Find the lexicographically smallest string that can be formed by using a robot that can do the following operations:

Add a character to a stack t from the front of a string s.
Remove the top character from the stack t and append it to the result string res.

---n

🧠 My Thought Process

Brute Force Idea:
I was kinda close while thinking about the solution. And I actually thought of a greedy approach which is a little bit complex than the real solution. What can I say I'm still learning.
Optimized Strategy:
The main trick is to keep track of the next smallest possible character that can be added to the stack t while ensuring that the characters in t are in lexicographical order.
- Use a stack to build the result string.
- Set the min character to 'a' initially.
- Make a frequency map of characters in s to know how many characters are left to process.
- Iterate through the string s and for each character and add it to the stack if and update the frequency map.
- Now check if the prev min character count is Zero or not, if it is zero then we set the min character to the next smallest character in the alphabet.
- Now we can check if the last character in the stack is lexicographically smaller than the current min character and if it is then we can pop the last character from the stack and append it to the result string.
Algorithm Used:

[[greedy]]

⚙️ Code Implementation (Python)

from collections import deque
from collections import Counter
class Solution:
    def robotWithString(self, s: str) -> str:
        s = deque(s)
        c = Counter(s)
        res = []
        stack = []
        min_char = 'a'


        for ch in s:
            stack.append(ch)
            c[ch] -= 1

            while c[min_char] == 0:
                min_char = chr(ord(min_char) + 1)

            while stack and stack[-1] <= min_char:
                res.append(stack.pop())

        return ''.join(res)

⏱️ Time & Space Complexity

Time: O(n), where n is the length of the string s.
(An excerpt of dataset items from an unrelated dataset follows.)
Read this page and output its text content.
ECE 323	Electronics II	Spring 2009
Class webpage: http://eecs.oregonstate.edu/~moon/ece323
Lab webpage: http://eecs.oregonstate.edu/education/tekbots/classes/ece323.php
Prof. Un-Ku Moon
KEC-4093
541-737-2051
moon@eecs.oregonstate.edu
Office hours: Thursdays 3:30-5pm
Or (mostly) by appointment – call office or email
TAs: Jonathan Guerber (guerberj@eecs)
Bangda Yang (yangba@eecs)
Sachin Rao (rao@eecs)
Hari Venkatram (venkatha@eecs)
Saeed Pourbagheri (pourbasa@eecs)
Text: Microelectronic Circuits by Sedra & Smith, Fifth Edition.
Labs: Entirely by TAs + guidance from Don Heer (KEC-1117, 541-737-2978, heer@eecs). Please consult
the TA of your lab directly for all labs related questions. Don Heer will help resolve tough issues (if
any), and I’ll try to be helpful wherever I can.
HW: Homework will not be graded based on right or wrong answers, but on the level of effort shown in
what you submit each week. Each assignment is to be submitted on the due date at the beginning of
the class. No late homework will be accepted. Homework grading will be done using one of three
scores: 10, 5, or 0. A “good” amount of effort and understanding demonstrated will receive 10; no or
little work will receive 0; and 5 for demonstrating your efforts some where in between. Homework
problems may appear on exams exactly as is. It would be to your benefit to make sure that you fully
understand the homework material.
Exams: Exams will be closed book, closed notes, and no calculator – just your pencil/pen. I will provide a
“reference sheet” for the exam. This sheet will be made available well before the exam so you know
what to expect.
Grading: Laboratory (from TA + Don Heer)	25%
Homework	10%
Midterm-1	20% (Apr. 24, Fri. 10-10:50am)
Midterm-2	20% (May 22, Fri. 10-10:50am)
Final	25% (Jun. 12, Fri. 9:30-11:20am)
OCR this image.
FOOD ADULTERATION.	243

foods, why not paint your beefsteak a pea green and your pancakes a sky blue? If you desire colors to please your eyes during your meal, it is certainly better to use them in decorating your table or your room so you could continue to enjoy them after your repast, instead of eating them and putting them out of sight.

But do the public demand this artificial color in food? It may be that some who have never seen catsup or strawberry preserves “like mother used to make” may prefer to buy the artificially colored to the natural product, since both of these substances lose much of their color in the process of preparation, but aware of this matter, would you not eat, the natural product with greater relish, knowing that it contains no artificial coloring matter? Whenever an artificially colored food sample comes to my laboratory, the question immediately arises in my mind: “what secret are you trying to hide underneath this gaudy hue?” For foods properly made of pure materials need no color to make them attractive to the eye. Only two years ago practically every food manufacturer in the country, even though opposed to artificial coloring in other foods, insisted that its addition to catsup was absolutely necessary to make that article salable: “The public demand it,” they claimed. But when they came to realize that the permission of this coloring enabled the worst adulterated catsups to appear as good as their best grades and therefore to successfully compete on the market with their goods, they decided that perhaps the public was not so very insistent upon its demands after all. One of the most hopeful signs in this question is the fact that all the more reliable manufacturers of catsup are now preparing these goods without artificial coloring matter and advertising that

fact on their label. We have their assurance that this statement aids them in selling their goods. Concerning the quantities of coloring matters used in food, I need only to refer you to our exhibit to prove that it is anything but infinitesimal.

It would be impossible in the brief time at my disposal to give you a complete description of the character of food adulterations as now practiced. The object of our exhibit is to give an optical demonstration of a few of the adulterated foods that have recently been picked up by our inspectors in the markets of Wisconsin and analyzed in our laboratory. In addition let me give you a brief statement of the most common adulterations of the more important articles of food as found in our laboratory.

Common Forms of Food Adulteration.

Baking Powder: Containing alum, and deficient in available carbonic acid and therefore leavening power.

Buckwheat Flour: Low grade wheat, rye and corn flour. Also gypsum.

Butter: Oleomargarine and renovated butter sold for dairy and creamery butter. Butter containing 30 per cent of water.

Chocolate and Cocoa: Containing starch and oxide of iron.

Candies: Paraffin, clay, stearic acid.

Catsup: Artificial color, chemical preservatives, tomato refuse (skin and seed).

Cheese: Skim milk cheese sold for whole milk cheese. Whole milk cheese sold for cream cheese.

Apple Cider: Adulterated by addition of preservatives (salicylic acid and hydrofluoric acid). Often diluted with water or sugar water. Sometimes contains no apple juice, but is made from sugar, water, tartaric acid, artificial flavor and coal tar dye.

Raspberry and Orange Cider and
Each character is processed once.
Space: O(n), for the stack and the result string.

🧩 Key Takeaways

✅ What concept or trick did I learn?
- Greedy decision-making in with stacks.
💡 What made this problem tricky?
- The challenge was to maintain the lexicographical order while efficiently managing the stack and the frequency of characters.
💭 How will I recognize a similar problem in the future?
- Look for problems involving stacks and lexicographical order, especially those that require maintaining a sorted order while processing characters.